In April 2009, the FASB issued Staff Position No. FAS 107-1 and APB 28- 1, Interim Disclosures about Fair Value of Financial Instruments (FAS 107-1 and APB 28-1), which requires publicly traded companies to include in their interim financial reports certain disclosures about the carrying value and fair value of financial instruments previously required only in annual financial statements and to disclose changes in significant assumptions used to calculate the fair value of financial instruments. FAS 107-1 and APB 28-1 is effective for all interim reporting periods ending after June 15, 2009, with early adoption permitted for interim reporting periods ending after March 15, 2009. The Company adopted FAS 107-1 and APB 28-1 in the second quarter of 2009. The adoption did not have a material impact on the Company's consolidated financial statements.

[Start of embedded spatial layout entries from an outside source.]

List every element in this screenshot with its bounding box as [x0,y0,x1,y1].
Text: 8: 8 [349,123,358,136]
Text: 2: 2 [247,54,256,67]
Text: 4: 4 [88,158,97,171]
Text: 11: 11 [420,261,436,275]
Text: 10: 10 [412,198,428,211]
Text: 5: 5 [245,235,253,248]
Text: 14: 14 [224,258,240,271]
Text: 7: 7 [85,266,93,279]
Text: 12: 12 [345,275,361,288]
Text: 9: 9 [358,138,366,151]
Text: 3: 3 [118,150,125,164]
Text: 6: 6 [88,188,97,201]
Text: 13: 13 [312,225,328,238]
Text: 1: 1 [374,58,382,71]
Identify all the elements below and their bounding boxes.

In May 2009, the FASB issued SFAS No. 165, Subsequent Events (SFAS 165). SFAS 165 establishes general standards for accounting for and disclosure of events that occur after the balance sheet date but before financial statements are available to be issued (subsequent events). More specifically, SFAS 165 sets forth the period after the balance sheet date during which management of a reporting entity should evaluate events or transactions that may occur for potential recognition in the financial statements, identifies the circumstances under which an entity should recognize events or transactions occurring after the balance sheet date in its financial statements and the disclosures that should be made about events or transactions that occur after the balance sheet date. SFAS 165 provides largely the same guidance on subsequent events which previously existed only in auditing literature. The statement was adopted by the Company in its second quarter and did not have an impact on its Consolidated Financial Statements.

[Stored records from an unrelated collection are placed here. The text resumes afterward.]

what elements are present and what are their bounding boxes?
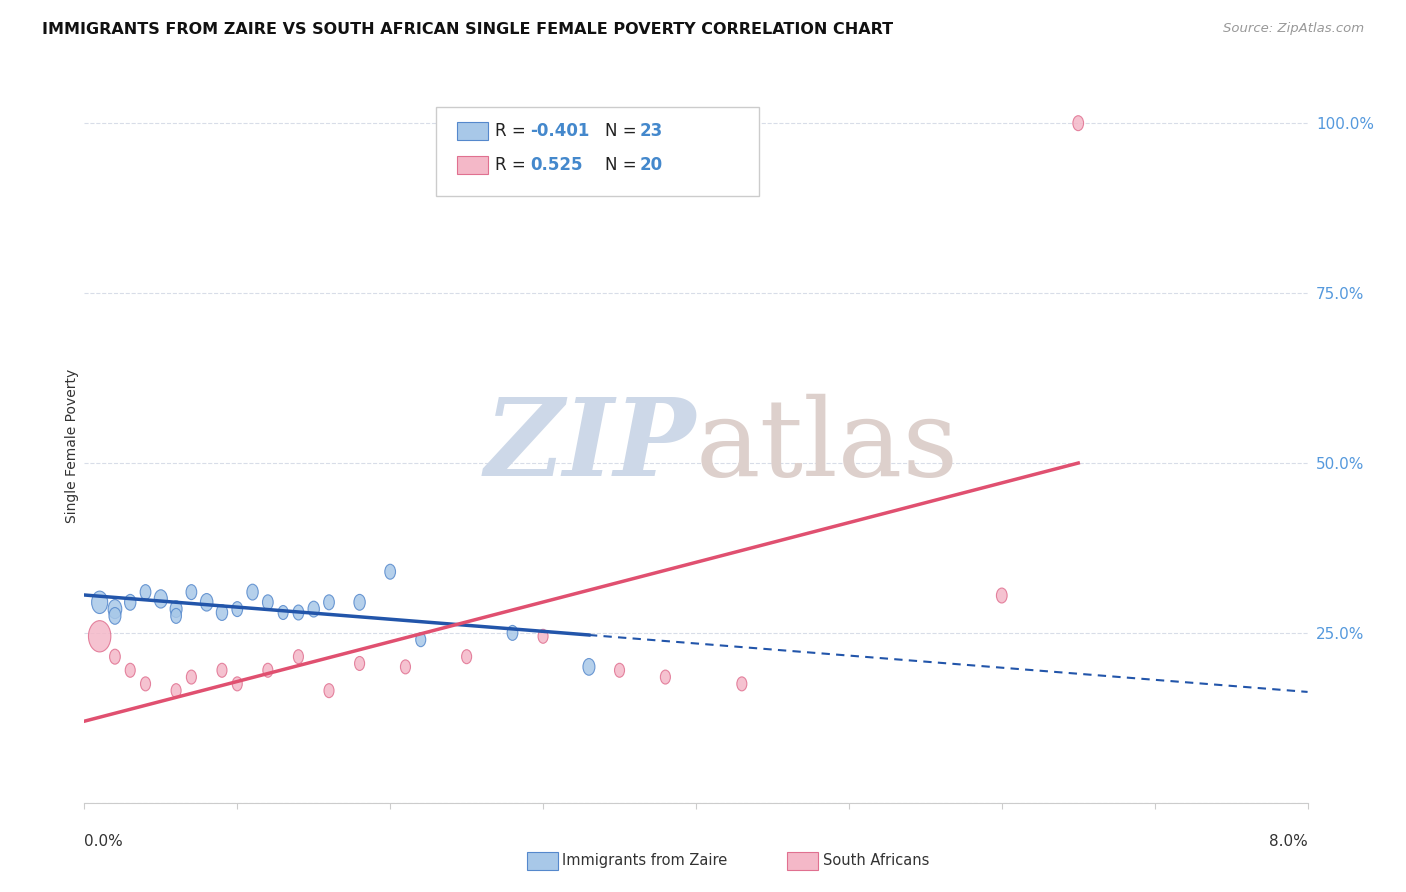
- Text: IMMIGRANTS FROM ZAIRE VS SOUTH AFRICAN SINGLE FEMALE POVERTY CORRELATION CHART: IMMIGRANTS FROM ZAIRE VS SOUTH AFRICAN S…: [42, 22, 893, 37]
- Ellipse shape: [508, 625, 517, 640]
- Text: ZIP: ZIP: [485, 393, 696, 499]
- Ellipse shape: [141, 677, 150, 691]
- Ellipse shape: [186, 584, 197, 599]
- Ellipse shape: [263, 595, 273, 610]
- Ellipse shape: [538, 629, 548, 643]
- Ellipse shape: [461, 649, 471, 664]
- Ellipse shape: [308, 601, 319, 617]
- Ellipse shape: [292, 605, 304, 620]
- Ellipse shape: [108, 607, 121, 624]
- Text: 0.0%: 0.0%: [84, 834, 124, 849]
- Ellipse shape: [247, 584, 259, 600]
- Ellipse shape: [997, 588, 1007, 603]
- Ellipse shape: [278, 606, 288, 620]
- Ellipse shape: [323, 595, 335, 610]
- Text: Immigrants from Zaire: Immigrants from Zaire: [562, 854, 728, 868]
- Text: N =: N =: [605, 156, 641, 174]
- Ellipse shape: [401, 660, 411, 673]
- Ellipse shape: [1073, 116, 1084, 130]
- Ellipse shape: [232, 677, 242, 691]
- Ellipse shape: [354, 657, 364, 671]
- Ellipse shape: [141, 584, 150, 599]
- Ellipse shape: [263, 664, 273, 677]
- Text: South Africans: South Africans: [823, 854, 929, 868]
- Ellipse shape: [354, 594, 366, 610]
- Ellipse shape: [201, 593, 212, 611]
- Text: R =: R =: [495, 122, 531, 140]
- Ellipse shape: [661, 670, 671, 684]
- Ellipse shape: [170, 600, 183, 617]
- Ellipse shape: [187, 670, 197, 684]
- Ellipse shape: [91, 591, 108, 614]
- Ellipse shape: [170, 608, 181, 624]
- Ellipse shape: [614, 664, 624, 677]
- Ellipse shape: [155, 590, 167, 608]
- Ellipse shape: [385, 565, 395, 579]
- Ellipse shape: [217, 605, 228, 621]
- Text: 8.0%: 8.0%: [1268, 834, 1308, 849]
- Ellipse shape: [737, 677, 747, 691]
- Text: -0.401: -0.401: [530, 122, 589, 140]
- Ellipse shape: [583, 658, 595, 675]
- Ellipse shape: [108, 599, 122, 619]
- Text: N =: N =: [605, 122, 641, 140]
- Text: 23: 23: [640, 122, 664, 140]
- Ellipse shape: [125, 594, 136, 610]
- Text: R =: R =: [495, 156, 531, 174]
- Ellipse shape: [323, 683, 335, 698]
- Ellipse shape: [294, 649, 304, 664]
- Text: Source: ZipAtlas.com: Source: ZipAtlas.com: [1223, 22, 1364, 36]
- Ellipse shape: [125, 664, 135, 677]
- Y-axis label: Single Female Poverty: Single Female Poverty: [65, 369, 79, 523]
- Text: 20: 20: [640, 156, 662, 174]
- Text: 0.525: 0.525: [530, 156, 582, 174]
- Ellipse shape: [416, 632, 426, 647]
- Ellipse shape: [217, 664, 226, 677]
- Text: atlas: atlas: [696, 393, 959, 499]
- Ellipse shape: [232, 601, 243, 616]
- Ellipse shape: [89, 621, 111, 652]
- Ellipse shape: [110, 649, 121, 665]
- Ellipse shape: [172, 683, 181, 698]
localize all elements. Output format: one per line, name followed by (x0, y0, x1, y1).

In June 2009, the FASB issued SFAS No. 168, The FASB Accounting Standards Codification and Hierarchy of Generally Accepted Accounting Principles, a replacement of FASB Statement No. 162 (SFAS 168). SFAS 168 establishes the FASB Standards Accounting Codification (Codification) as the source of authoritative U.S. generally accepted accounting principles (GAAP) recognized by the FASB to be applied to nongovernmental entities and rules and interpretive releases of the SEC as authoritative GAAP for SEC registrants. The Codification will supersede all the existing non-SEC accounting and reporting standards upon its effective date and subsequently, the FASB will not issue new standards in the form of Statements, FASB Staff Positions or Emerging Issues Task Force Abstracts. SFAS 168 also replaces FASB Statement No. 162, The Hierarchy of Generally Accepted Accounting Principles, given that once in effect, the Codification will carry the same level of authority. SFAS 168 will be effective for financial statements issued for reporting periods that end after September 15, 2009.
29 Other accounting standards that have been issued or proposed by the FASB or other standards-setting bodies that do not require adoption until a future date are not expected to have a material impact on the consolidated financial statements upon adoption.